Sunday, September 12, 2010

 

We Bangle Away Our Best Days

Robert Burton, Anatomy of Melancholy, Part. I, Sec. 2, Mem. 3, Subs. 10:
Thus between hope and fear, suspicions, angers, Inter spemque metumque, timores inter et iras, betwixt falling in, falling out, &c., we bangle away our best days, befool out our times, we lead a contentious, discontent, tumultuous, melancholy, miserable life; insomuch, that if we could foretell what was to come, and it put to our choice, we should rather refuse than accept of this painful life. In a word, the world itself is a maze, a labyrinth of errors, a desert, a wilderness, a den of thieves, cheaters, &c., full of filthy puddles, horrid rocks, precipitiums, an ocean of adversity, an heavy yoke, wherein infirmities and calamities overtake, and follow one another, as the sea waves; and if we scape Scylla, we fall foul on Charybdis, and so in perpetual fear, labour, anguish, we run from one plague, one mischief, one burden to another, duram servientes servitutem, and you may as soon separate weight from lead, heat from fire, moistness from water, brightness from the sun, as misery, discontent, care, calamity, danger from a man.
Oxford English Dictionary, s.v. bangle, v. (definitions 1 and 2):
1. Orig. of hawks: To beat about, flutter aimlessly, in the air, instead of making direct for the quarry. See BANGLING ppl. a.

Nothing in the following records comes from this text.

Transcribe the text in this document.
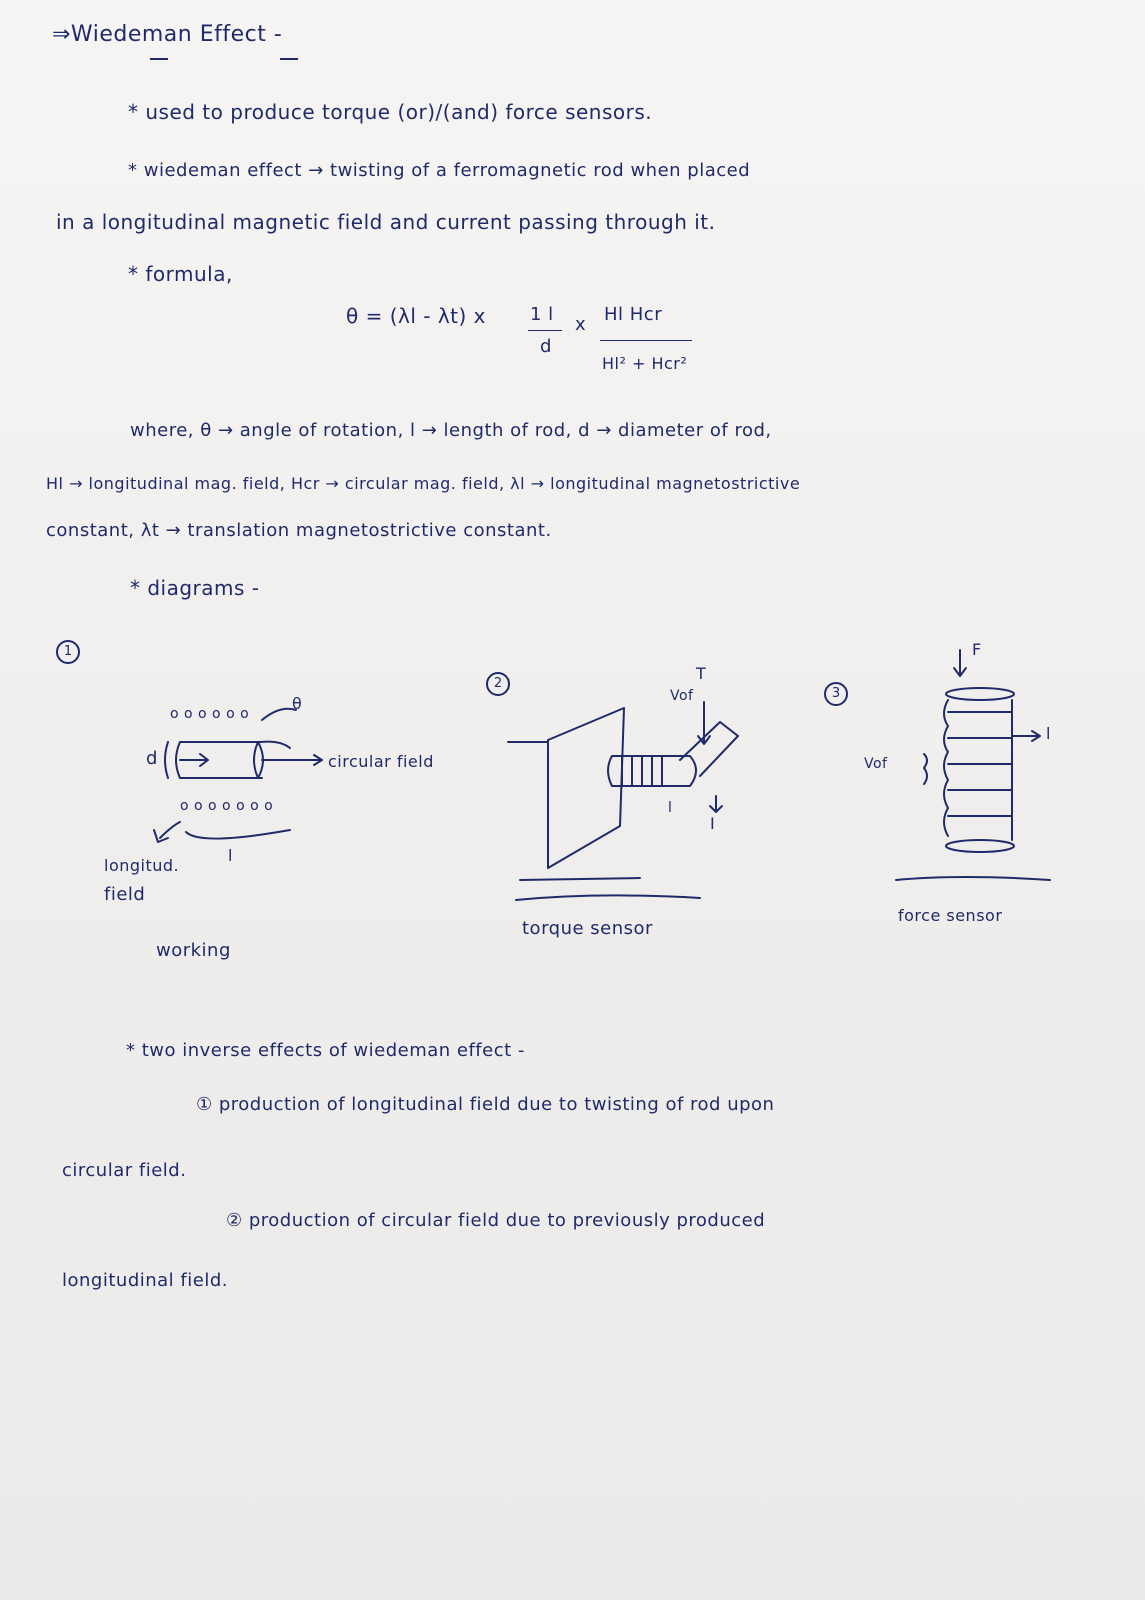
⇒Wiedeman Effect -
* used to produce torque (or)/(and) force sensors.
* wiedeman effect → twisting of a ferromagnetic rod when placed
in a longitudinal magnetic field and current passing through it.
* formula,
θ = (λl - λt) x 1 l
d
x Hl Hcr
Hl² + Hcr²
where, θ → angle of rotation, l → length of rod, d → diameter of rod,
Hl → longitudinal mag. field, Hcr → circular mag. field, λl → longitudinal magnetostrictive
constant, λt → translation magnetostrictive constant.
* diagrams -
1
o o o o o o
θ
d	circular field
o o o o o o o
l
longitud.
field
working
2
T
Vof
l
I
torque sensor
3
F
l
Vof
force sensor
* two inverse effects of wiedeman effect -
① production of longitudinal field due to twisting of rod upon
circular field.
② production of circular field due to previously produced
longitudinal field.
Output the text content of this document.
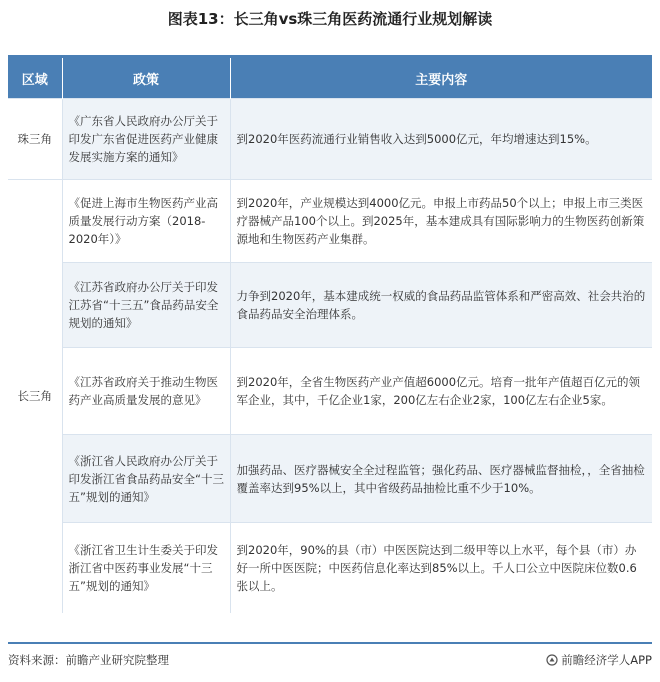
图表13：长三角vs珠三角医药流通行业规划解读
区域	政策	主要内容
珠三角	《广东省人民政府办公厅关于印发广东省促进医药产业健康发展实施方案的通知》	到2020年医药流通行业销售收入达到5000亿元，年均增速达到15%。
长三角	《促进上海市生物医药产业高质量发展行动方案（2018-2020年）》	到2020年，产业规模达到4000亿元。申报上市药品50个以上；申报上市三类医疗器械产品100个以上。到2025年，基本建成具有国际影响力的生物医药创新策源地和生物医药产业集群。
	《江苏省政府办公厅关于印发江苏省“十三五”食品药品安全规划的通知》	力争到2020年，基本建成统一权威的食品药品监管体系和严密高效、社会共治的食品药品安全治理体系。
	《江苏省政府关于推动生物医药产业高质量发展的意见》	到2020年，全省生物医药产业产值超6000亿元。培育一批年产值超百亿元的领军企业，其中，千亿企业1家，200亿左右企业2家，100亿左右企业5家。
	《浙江省人民政府办公厅关于印发浙江省食品药品安全“十三五”规划的通知》	加强药品、医疗器械安全全过程监管；强化药品、医疗器械监督抽检，，全省抽检覆盖率达到95%以上，其中省级药品抽检比重不少于10%。
	《浙江省卫生计生委关于印发浙江省中医药事业发展“十三五”规划的通知》	到2020年，90%的县（市）中医医院达到二级甲等以上水平，每个县（市）办好一所中医医院；中医药信息化率达到85%以上。千人口公立中医院床位数0.6张以上。
资料来源：前瞻产业研究院整理	前瞻经济学人APP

2. to bangle (away): to fritter away, squander.

1621 BURTON Anat. Mel. I. ii. III. x. (1651) 107 We bangle away our best days, befool out our times. 1636 W. SAMPSON Vow Breaker (N.) Thy titles are so bangld with thy debts. 1658 Whole Duty Man xvi. ยง18 (1684) 134 If we wilfully bangle away this so precious a Legacy. [In Lanc. (Halliwell).]